Dessa Rose
- First edition (publ. William Morrow
- Author: Sherley Anne Williams
- Publisher: William Morrow & Co
- Publication date: January 1, 1986
- ISBN: 978-0-688-05113-6

= Dessa Rose =

1986 novel by Sherley Anne Williams

Dessa Rose is a novel by Sherley Anne Williams published in 1986 by HarperCollins. The book is a neo-slave narrative, incorporating many elements of traditional slave narratives. The book is divided into three sections: "The Darky", "The Wench" and "The Negress". The sections represent a different stage of growth in the life of the protagonist, Dessa Rose.

==Plot summary==

The novel begins with Dessa Rose imprisoned in the basement of an Alabamian Sheriff in Marengo County, Alabama, for her contribution to a slave revolt. However, since Dessa is pregnant her life is spared, but only until after the birth of her child. Living on borrowed time, she is rescued by two fellow slaves and flees. They travel to a small plantation in Sutton managed by Ruth Elizabeth, or Mrs. Rufel. Her husband had departed on a business trip several years ago and never returned. When the slaves took off, Mrs. Rufel began harboring runaway slaves to replace them. During this time, Dessa gives birth to her baby and resides with Mrs. Rufel, who maintains a ruse of owning the slaves on her farm when in actuality she is offering refuge for runaway slaves. A plan is hatched to ensure a hefty financial reward for both Mrs. Rufel and the runaways. Mrs. Rufel must sell the slaves during the day, and then pick them back up at night, cheating the buyers out of their money. When the small band has accumulated enough money, the slaves will flee west and finally be free.

== Themes ==

One of the prominent themes in the novel is the sisterhood between Dessa Rose and Ruth Sutton which further contributes to the novel being regarded as a conjoining of womanist and feminist ideals. The novel is also interested in dealing with how motherhood is represented in Neo-Slave narratives. It is a story that deals with themes of enslavement and eventual liberation.

==Historical context==

The book is based on two historical incidents. In the year 1829 in Kentucky, a pregnant slave woman led a revolt against slave traders. She was captured and sentenced to be executed, but only after the birth of her child. The following year in North Carolina, a white woman had reportedly been giving refuge to runaway slaves. The book combines the two stories, with the two women meeting and participating in a plan to free the runaways.
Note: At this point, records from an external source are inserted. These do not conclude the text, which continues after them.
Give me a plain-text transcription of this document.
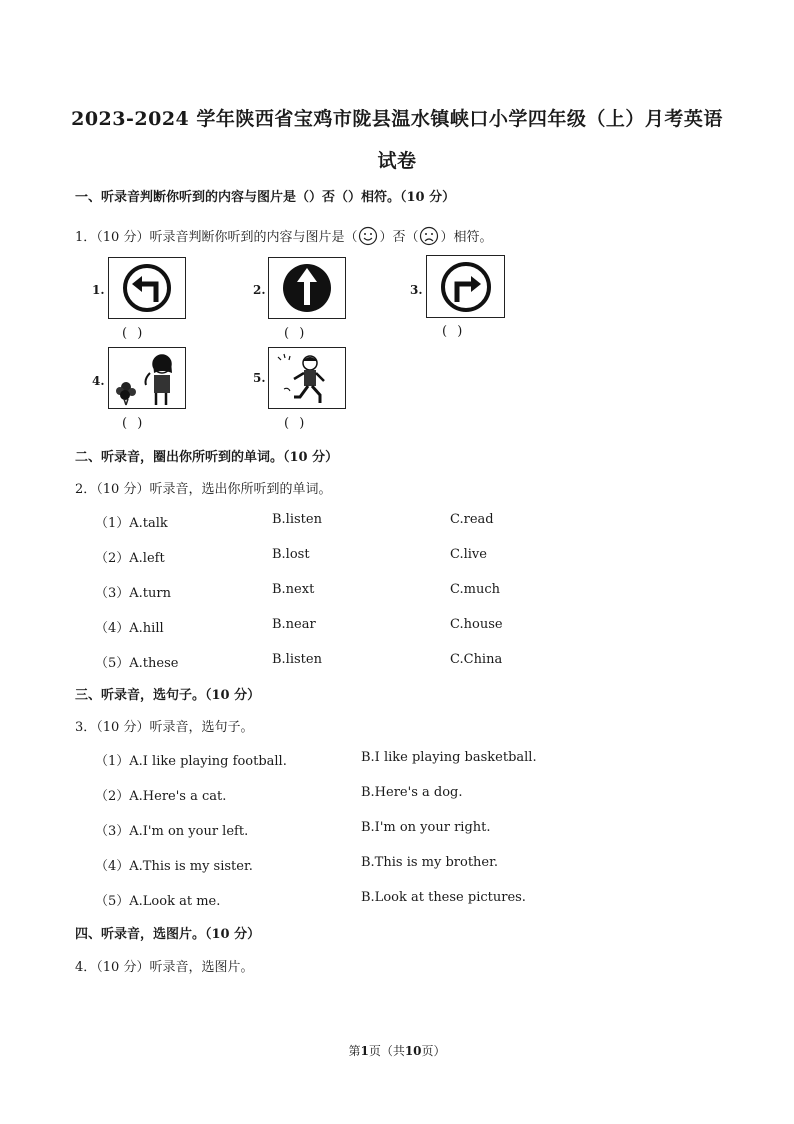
2023-2024 学年陕西省宝鸡市陇县温水镇峡口小学四年级（上）月考英语
试卷
一、听录音判断你听到的内容与图片是（）否（）相符。（10 分）
1．（10 分）听录音判断你听到的内容与图片是（ ）否（ ）相符。
1.
( )
2.
( )
3.
( )
4.
( )
5.
( )
二、听录音，圈出你所听到的单词。（10 分）
2．（10 分）听录音，选出你所听到的单词。
（1）A.talk	B.listen	C.read
（2）A.left	B.lost	C.live
（3）A.turn	B.next	C.much
（4）A.hill	B.near	C.house
（5）A.these	B.listen	C.China
三、听录音，选句子。（10 分）
3．（10 分）听录音，选句子。
（1）A.I like playing football.	B.I like playing basketball.
（2）A.Here's a cat.	B.Here's a dog.
（3）A.I'm on your left.	B.I'm on your right.
（4）A.This is my sister.	B.This is my brother.
（5）A.Look at me.	B.Look at these pictures.
四、听录音，选图片。（10 分）
4．（10 分）听录音，选图片。
第1页（共10页）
Dessa Rose was written as a response to William Styron's 1968 novel The Confessions of Nat Turner. The white man assuming the voice of an African-American man enraged the black community. In Dessa Rose, the author Sherley Anne Williams, a black woman, takes the voice of a white woman. Dessa Rose alternatively defines freedom and agency from a female character's perspective, using distinct literary techniques. Williams broke free of traditional stereotypes attached to this specific genre of slave narratives and showcased a new kind of multidimensional set of characters.

==Film adaptation==
Irwin Winkler was going to direct a film adaptation in 1988 starring Natasha Richardson, Angela Bassett, Donald Sutherland, Laurence Fishburne, and Cicely Tyson; however, the film was shut down by United Artists days before shooting, with the studio writing off the $5 million (~$ in ) cost.